The Authors of the OE
Lawrence M. Lipin is professor of history at Pacific University in Forest Grove, Oregon. He has published two books, Producers, Proletarians, and Politicians: Workers and Party Politics in Evansville and New Albany, Indiana, 1854-87 (University of Illinois Press, 1994) and Workers and the Wild: Conservation, Consumerism, and Labor in Oregon, 1910-30 (University of Illinois Press, 2007), and articles on manhood and class conflict, craft dilution and the anti-Chinese movement, and progressive era politics in Oregon. He is currently working on Henry George, the single tax, and the meaning of "nature" in New York City politics.
Meryl Lipman holds a Masters in writing from PSU. She works as community relations manager for Portland Community College and has written freelance for local and national publications. In her spare time she mentors young women with eating disorders and she loves to walk, hike, read and jump out of airplanes.
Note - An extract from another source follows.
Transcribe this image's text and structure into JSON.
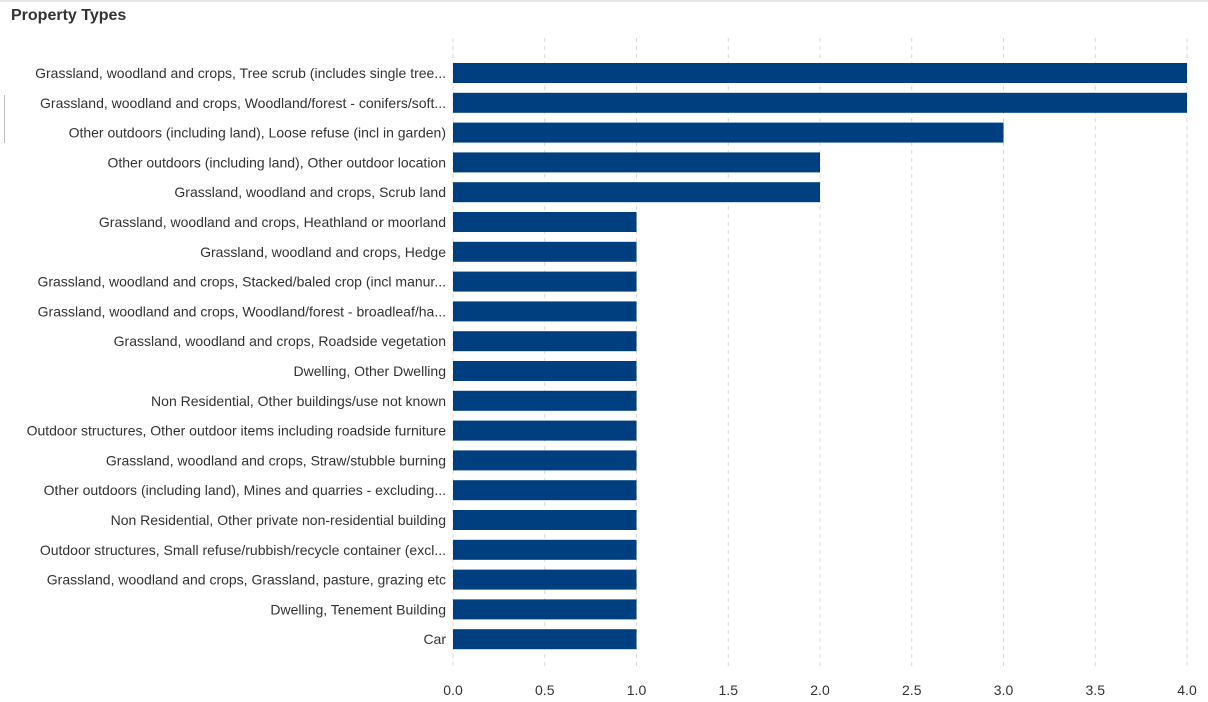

David J. Loftus was born in Eugene, the oldest son of Donald and Mitzi Loftus. He graduated from Marshfield High School in Coos Bay, and from Harvard College with a bachelor’s in English. Loftus was a reporter for the Roseburg News-Review for three years, and is the author of three books. Currently he is an actor and free-lance writer in Portland, where he lives with his wife, Carole Barkley.
Mitzi Loftus was born in Hood River of immigrant parents from Japan (father, 1904; mother, 1911). She graduated from Hood River High School and received B.A. and M.A. degrees from University of Oregon. She taught for three years at Creswell High School before attending the English Language Institute at the University of Michigan to prepare for a Fulbright Teacher year in Japan in 1957-1958. Loftus lived for fourteen years in Eugene and in Germany for two years. After returning from Europe, she lived in Coos Bay for over thirty years, substitute teaching for all but one. She moved to Ashland in 2004.
Glen A. Love is professor of English, emeritus, at the University of Oregon, where he taught from 1965 to 2000. He is the author of critical books and articles on American literature, emphasizing western, northwestern, and environmental topics. He is former president of the Western Literature Association and the Pacific Northwest American Studies Association and has twice been a Fulbright visiting professor in Europe. An early proponent of the study of literature and environment, he and his biologist wife, Rhoda, published the first anthology on modern environmental issues in 1970. His latest work is Practical Ecocriticism: Literature, Biology, and the Environment (2003).
Rhoda Love was one of the first botany instructors at Lane Community College. She taught biology and botany there from 1966-1975 and 1986-1995. The Rowe-Love Herbarium was named in her honor in 2004.
David Lunde is the manager of the bookstore/gift shop at the Interpretive Center of the South Slough National Estuarine Research Reserve and a member of the board of directors of Friends of the South Slough. He is a poet and translator whose work has been widely published in magazines and anthologies. He is the author of Blues for Port City (1995), Heart Transplants & Other Misappropriations (1996), Nightfishing in Great Sky River (1999), and Instead (2007) and is the translator of The Carving of Insects (with Mary M.Y. Fung, 2006), which won the 2007 PEN USA Translation Award, and Breaking the Willow (2008).
Gordon R. Lyford received a bachelor’s degree in engineering of agricultural systems in 1975 from Arizona State University and a master’s degree in irrigation and drainage in 1981 from the University of California at Davis. He is a registered agricultural engineer in Oregon and California and a certified water right examiner in Oregon. He retired in 2006 after working for the U.S. Department of the Interior for thirty-one years. Currently, he is an associate director of the Illinois Valley Soil and Water Conservation District and Watershed Council. He lives in O'Brien.
Barbara Mahoney is a historian and biographer. In 2003, she won an Oregon Book Award for Dispatches and Dictators: Ralph Barnes for the Herald Tribune, a biography of Oregon native Ralph Barnes, European correspondent for the New York Herald Tribune during the 1920s and 1930s.
Tim Mahoney, a physician by profession, has a longtime interest in classical music, which led to his service on the boards of the Oregon Symphony in Salem and of the Oregon Symphony in Portland. He was a member of the search committee that recruited James DePreist to be the music director of the Oregon Symphony.